Is there any signal I could intercept that the app sends out when it shuts down? Or that the > OS sends out when any app shuts down?

No and no, AFAIK.

CommonsWare
I was considering registering a receiver to periodically check whether my process is still running. I just couldn't figure out what action to register it on... I have one running to intercept ACTION_BOOT_COMPLETED, I was considering using ACTION_TIME_TICK but apparently you can't register that in the manifest file...
Tom G
@Tom G: "I was considering using ACTION_TIME_TICK but apparently you can't register that in the manifest file" -- correct. That would kill device performance. If the crash is for an activity, don't try to restart it. If the user wants it back, they will restart it themselves. If the crash is for a long-running service, try to rewrite it to be alarm-driven, or use an `AlarmManager` alarm to check every few minutes to make sure it is OK. If the crash is for something already managed by `AlarmManager`, just wait until the next alarm.
CommonsWare
@CommonsWare: The crash is for a long running service. I tried what you suggested with an AlarmManager. The problem I had was in figuring out what the alarm should trigger. I had it calling method once a minute to check if the process was running, however this check stopped working as soon as I killed the app.
Tom G
@Tom G: If you "killed the app" via a task killer, that eliminates alarms in Android 2.1 and earlier. Hence, you cannot truly simulate a crash via a task killer. However, getting your service to crash is easy (e.g., divide by zero), so you just need to work out a way to trigger a test crash.
CommonsWare
OK @CommonsWare, I took your advice and indeed my Alarm works after the app crashes. However, I use this: List<ActivityManager.RunningAppProcessInfo> runningApps = AM.getRunningAppProcesses(); to determine whether my app is running and the ActivityManager says that my app is still running. How does I tell whether an app has crashed?
Tom G
This is very strange...my app crashes, I click "force close", and then it closes the app. When my alarm triggers the code that checks for running processes, not only is my process still seen as "running", but it has an importance of 100, which means "this process is running the foreground UI". How is this possible???
Tom G
@Tom G: Just because the service crashed does not mean the process crashed. The process will keep running any of your other components, or it will be recycled if all your components are destroyed. You need to implement some other test (e.g., update a heartbeat.log file every minute, and your test is "has the file been updated since my last alarm?").
CommonsWare
OK, i'm using the logfile method and it seems to be working. Thanks for all the help @CommonsWare
Tom G
A: 

I tried to do the same thing in FroYo because I have an app that needs to be running at all times.
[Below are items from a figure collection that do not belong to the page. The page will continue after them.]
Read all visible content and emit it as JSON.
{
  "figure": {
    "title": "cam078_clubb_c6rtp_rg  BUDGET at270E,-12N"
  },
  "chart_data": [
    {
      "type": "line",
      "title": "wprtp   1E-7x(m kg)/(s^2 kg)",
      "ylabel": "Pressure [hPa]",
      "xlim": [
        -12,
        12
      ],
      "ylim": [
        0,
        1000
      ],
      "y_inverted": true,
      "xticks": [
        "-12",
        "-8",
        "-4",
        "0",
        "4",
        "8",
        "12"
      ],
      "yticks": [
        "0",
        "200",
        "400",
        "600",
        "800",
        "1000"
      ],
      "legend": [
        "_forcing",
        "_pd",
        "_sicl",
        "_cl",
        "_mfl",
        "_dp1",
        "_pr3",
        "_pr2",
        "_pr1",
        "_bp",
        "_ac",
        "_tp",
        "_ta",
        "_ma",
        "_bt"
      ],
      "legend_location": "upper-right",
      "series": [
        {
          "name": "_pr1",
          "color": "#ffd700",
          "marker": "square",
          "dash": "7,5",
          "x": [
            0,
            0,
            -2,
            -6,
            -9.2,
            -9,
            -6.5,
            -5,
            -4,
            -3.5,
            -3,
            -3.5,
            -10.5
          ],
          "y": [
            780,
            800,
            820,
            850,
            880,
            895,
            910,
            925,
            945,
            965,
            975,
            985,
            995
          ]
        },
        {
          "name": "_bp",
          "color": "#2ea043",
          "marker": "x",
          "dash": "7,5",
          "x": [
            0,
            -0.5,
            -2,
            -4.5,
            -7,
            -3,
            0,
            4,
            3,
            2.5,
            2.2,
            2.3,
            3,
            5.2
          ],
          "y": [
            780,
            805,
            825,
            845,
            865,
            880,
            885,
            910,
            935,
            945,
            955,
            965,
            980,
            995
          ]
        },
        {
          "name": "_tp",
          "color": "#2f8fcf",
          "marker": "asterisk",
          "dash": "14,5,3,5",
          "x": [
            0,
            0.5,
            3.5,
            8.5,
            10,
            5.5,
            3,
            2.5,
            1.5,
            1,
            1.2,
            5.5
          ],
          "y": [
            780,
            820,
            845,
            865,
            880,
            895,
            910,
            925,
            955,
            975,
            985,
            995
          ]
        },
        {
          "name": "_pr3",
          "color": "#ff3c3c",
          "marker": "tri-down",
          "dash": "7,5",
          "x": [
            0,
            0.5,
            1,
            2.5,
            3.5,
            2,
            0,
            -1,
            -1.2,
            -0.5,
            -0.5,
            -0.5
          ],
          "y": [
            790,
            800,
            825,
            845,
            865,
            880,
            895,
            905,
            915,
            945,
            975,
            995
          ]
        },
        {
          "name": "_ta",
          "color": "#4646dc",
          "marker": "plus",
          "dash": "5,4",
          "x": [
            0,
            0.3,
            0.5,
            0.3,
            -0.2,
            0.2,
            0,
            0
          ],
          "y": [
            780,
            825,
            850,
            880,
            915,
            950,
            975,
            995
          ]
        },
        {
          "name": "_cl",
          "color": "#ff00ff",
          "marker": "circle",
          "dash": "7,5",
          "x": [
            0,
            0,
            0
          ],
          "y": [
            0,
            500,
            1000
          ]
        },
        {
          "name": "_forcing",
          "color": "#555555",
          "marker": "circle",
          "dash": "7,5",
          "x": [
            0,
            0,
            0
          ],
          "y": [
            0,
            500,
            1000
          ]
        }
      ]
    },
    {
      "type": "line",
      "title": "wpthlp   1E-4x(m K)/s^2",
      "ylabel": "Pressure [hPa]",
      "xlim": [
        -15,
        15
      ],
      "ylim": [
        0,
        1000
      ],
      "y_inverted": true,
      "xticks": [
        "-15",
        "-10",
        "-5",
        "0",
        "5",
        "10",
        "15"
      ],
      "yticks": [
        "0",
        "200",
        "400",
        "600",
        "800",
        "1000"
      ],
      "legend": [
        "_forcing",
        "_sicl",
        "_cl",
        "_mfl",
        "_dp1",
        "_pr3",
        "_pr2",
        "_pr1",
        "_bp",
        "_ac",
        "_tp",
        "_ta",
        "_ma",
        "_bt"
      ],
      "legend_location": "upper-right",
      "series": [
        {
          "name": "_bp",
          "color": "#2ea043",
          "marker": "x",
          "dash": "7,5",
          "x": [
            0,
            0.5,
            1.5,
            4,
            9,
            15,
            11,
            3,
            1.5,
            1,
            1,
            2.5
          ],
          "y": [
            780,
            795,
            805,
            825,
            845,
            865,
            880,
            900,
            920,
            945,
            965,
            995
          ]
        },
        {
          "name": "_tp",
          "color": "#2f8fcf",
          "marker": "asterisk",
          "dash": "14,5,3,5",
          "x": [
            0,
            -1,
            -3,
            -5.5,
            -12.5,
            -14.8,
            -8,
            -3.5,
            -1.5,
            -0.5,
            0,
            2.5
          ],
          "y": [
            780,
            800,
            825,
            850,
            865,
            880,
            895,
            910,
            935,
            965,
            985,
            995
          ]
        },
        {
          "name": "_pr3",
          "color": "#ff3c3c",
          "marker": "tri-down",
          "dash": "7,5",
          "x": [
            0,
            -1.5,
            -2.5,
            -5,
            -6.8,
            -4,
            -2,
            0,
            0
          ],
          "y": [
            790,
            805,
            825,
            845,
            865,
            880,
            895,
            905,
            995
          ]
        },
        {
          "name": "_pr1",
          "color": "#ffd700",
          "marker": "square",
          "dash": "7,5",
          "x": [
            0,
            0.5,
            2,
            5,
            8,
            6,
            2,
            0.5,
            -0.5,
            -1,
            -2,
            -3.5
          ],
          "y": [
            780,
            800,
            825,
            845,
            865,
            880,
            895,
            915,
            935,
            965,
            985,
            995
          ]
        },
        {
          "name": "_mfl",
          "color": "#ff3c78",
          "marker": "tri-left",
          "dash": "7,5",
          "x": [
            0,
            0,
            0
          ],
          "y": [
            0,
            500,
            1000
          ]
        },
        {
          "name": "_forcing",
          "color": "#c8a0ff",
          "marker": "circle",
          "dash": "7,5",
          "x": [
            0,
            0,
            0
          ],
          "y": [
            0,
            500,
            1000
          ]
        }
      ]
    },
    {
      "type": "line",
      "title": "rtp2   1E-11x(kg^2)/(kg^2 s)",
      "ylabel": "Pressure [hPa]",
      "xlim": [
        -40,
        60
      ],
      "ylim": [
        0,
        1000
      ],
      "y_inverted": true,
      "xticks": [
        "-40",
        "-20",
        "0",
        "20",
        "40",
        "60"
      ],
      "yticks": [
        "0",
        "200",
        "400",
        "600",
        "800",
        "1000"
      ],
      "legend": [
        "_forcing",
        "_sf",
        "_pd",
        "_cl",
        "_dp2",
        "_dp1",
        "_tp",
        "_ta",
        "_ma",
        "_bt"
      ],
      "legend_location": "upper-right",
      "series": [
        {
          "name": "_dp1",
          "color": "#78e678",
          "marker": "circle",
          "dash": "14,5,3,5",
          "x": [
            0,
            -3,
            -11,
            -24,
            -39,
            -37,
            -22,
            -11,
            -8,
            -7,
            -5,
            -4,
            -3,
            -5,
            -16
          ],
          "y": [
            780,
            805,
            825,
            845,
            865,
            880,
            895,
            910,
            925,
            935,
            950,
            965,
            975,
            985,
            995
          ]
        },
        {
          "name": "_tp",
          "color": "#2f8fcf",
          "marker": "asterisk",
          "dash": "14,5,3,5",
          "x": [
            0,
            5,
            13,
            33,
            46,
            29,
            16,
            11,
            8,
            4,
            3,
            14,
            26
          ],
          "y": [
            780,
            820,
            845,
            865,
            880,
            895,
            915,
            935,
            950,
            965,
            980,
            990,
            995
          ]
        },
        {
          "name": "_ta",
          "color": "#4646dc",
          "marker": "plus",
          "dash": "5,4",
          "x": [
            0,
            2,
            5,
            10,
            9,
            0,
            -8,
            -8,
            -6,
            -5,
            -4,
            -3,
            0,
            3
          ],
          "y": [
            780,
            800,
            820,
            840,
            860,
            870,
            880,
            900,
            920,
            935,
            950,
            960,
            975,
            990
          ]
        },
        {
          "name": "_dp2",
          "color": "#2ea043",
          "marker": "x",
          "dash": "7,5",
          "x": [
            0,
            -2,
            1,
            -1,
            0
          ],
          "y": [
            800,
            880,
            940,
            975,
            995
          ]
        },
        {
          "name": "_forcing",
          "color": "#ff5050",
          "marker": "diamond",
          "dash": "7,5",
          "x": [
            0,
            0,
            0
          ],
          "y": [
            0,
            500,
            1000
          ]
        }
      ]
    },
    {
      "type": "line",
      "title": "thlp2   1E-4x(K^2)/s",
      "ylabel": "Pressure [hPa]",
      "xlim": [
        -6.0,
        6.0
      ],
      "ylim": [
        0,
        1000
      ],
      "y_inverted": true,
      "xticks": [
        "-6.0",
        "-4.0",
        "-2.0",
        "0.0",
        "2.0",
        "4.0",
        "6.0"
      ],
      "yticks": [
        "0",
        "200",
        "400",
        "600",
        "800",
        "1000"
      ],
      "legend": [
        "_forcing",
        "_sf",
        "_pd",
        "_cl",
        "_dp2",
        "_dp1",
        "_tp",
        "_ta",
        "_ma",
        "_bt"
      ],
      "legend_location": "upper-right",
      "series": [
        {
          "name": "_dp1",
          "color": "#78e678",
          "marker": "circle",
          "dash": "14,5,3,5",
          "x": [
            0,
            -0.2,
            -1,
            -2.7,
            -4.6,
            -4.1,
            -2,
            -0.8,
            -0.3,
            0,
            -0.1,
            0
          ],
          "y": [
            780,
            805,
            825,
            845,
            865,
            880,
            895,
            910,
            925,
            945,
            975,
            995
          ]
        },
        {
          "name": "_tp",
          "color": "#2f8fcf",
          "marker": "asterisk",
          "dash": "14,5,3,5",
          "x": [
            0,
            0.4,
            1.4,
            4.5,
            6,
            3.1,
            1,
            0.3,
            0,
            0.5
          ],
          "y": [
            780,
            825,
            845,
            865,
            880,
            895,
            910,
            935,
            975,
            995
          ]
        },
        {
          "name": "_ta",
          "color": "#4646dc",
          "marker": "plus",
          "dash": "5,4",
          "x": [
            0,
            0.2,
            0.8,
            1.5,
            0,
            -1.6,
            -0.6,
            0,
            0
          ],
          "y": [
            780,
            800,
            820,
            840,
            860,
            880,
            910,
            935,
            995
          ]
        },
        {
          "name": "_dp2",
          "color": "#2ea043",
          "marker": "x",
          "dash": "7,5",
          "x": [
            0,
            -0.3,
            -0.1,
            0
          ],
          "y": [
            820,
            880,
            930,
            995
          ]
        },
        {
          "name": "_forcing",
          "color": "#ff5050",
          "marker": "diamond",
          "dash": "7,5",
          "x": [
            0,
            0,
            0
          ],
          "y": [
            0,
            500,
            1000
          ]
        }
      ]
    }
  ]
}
To test this I created a service that spawns a Thread that crashes the App (by dividing by zero).

I have set up an Repeating Alarm that starts the App every 30 seconds if it is not running.

However, I discovered that if the AlarmManager restarts the App after the first crash and it crashes again (which it of course will). It will not be restarted a second time. Probably because FroYo consider it to be a waste of resources to restart an ever-crashing App.

Any thoughts on this? I could really use e workaround because my App needs to be running at all times or lives will be lost! ( I will use the App to cheat on the SAT, so that I may become a doc and save lives. However, I cannot restart the app during the test so it is kind of important that it does not crash!)